Some German politicians and newspapers have turned on the Cameron government this week, attacking its reluctance to take asylum seekers. Focusing on the British in this way is a little unfair. Any serious attempt to tackle the crisis will require agreement across the EU to monitor refugee flows and share the burden of asylum claims. On these issues, many EU states have been at loggerheads.
Even so, the UK’s dismal record on refugees is hard to ignore. According to Eurostat, the EU statistical agency, the UK gave asylum in 2014 to around 10,000 foreign nationals. This contrasts with figures of around 40,000 for Germany, 30,000 for Sweden and 21,000 for Italy. As for Syrian refugees, around 90,000 resettlement places have thus far been offered across the developed world. While Germany has provided one-third of those places, the UK has so far pledged about 200 and committed to no more than 1,000.
In one of the few noteworthy events in the Labour leadership campaign, Yvette Cooper argued this week that the UK should immediately pledge to resettle 10,000 Syrian refugees, 10 times Britain’s current commitment. This would see the UK taking its fair share of the EU burden of asylum seekers. Mr Cameron would do well to adopt this pledge ahead of EU meetings on the crisis this month.
There are two reasons why he should do this. One is purely pragmatic. Mr Cameron’s narrow stance risks damaging his reputation internationally. He is losing precious goodwill as he seeks to renegotiate the UK’s EU membership ahead of a referendum. He also risks alienating countries in the Middle East. While Britain keeps its own frontier shut, it expects Jordan, Lebanon and Turkey to keep their borders open to millions of Syrians. To these struggling states, Britain seems to be adopting an unacceptable double standard.

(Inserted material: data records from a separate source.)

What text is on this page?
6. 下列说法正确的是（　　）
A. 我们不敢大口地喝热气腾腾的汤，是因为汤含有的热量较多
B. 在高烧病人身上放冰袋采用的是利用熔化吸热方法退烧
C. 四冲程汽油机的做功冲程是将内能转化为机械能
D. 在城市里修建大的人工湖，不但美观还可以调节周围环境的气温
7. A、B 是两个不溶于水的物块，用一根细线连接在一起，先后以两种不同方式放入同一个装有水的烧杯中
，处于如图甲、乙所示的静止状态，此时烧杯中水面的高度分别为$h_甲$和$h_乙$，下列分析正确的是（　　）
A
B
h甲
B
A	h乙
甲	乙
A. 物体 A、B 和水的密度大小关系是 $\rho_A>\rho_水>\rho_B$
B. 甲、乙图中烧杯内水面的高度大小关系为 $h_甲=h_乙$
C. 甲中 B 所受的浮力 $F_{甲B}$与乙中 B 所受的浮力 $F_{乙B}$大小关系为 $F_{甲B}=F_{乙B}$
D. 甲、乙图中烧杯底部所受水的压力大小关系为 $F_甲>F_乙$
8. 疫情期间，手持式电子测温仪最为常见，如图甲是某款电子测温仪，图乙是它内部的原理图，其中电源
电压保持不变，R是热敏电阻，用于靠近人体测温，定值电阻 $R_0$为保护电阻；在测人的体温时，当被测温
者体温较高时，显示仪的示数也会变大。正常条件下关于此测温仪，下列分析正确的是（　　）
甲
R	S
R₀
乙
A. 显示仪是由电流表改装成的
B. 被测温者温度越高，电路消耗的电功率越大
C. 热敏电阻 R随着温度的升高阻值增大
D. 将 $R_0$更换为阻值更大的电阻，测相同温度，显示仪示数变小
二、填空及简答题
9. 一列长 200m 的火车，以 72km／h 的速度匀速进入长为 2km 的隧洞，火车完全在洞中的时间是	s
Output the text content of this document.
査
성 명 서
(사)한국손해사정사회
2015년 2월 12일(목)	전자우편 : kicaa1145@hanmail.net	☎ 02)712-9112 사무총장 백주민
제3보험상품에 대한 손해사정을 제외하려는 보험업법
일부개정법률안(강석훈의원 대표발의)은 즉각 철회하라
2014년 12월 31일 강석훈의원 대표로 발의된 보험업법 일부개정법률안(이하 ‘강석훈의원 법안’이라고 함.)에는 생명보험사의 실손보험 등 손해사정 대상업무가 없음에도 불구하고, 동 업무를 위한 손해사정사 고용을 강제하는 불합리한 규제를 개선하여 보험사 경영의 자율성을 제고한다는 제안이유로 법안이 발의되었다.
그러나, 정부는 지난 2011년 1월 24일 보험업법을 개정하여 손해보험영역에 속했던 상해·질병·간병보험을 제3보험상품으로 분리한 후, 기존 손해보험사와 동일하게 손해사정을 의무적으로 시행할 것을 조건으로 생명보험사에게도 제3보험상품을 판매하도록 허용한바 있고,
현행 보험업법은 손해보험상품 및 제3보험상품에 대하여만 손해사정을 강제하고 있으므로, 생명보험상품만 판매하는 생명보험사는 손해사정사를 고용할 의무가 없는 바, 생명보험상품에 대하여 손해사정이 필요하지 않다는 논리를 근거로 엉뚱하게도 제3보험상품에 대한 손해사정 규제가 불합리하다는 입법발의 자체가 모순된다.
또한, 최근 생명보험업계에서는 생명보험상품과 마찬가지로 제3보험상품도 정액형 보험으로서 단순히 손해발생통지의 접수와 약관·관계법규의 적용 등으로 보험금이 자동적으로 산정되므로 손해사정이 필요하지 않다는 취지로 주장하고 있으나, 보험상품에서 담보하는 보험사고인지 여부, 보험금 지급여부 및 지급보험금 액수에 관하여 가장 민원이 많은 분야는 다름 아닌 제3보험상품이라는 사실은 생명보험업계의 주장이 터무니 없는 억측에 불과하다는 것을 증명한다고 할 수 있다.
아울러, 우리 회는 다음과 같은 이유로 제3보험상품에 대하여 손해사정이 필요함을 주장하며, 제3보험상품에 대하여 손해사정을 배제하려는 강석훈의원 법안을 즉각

More importantly, a generous approach to refugees is the right moral stance. Britain has a strong humanitarian tradition, notably in taking 80,000 Jewish refugees from Europe in the 1930s. Today, that tradition is foundering because the UK’s political leaders are scared to disentangle the different aspects of the immigration debate. Much of that debate focuses on the free movement of citizens across the EU and the British government’s limited ability to restrict it. But the question of asylum is a wholly separate issue, one which touches on the need to provide sanctuary to people fleeing persecution. As Ms Cooper has argued, asylum and immigration are separate issues and need to be treated as such.
Britain’s politicians have long believed that voters instinctively reward toughness on immigration. But there is a compassionate and humane streak in the British people that ought not to be underestimated. As Europe’s refugee crisis develops, it is not the defensive crouch of Mr Cameron that Britons may come to admire but the courage and principle of Ms Merkel.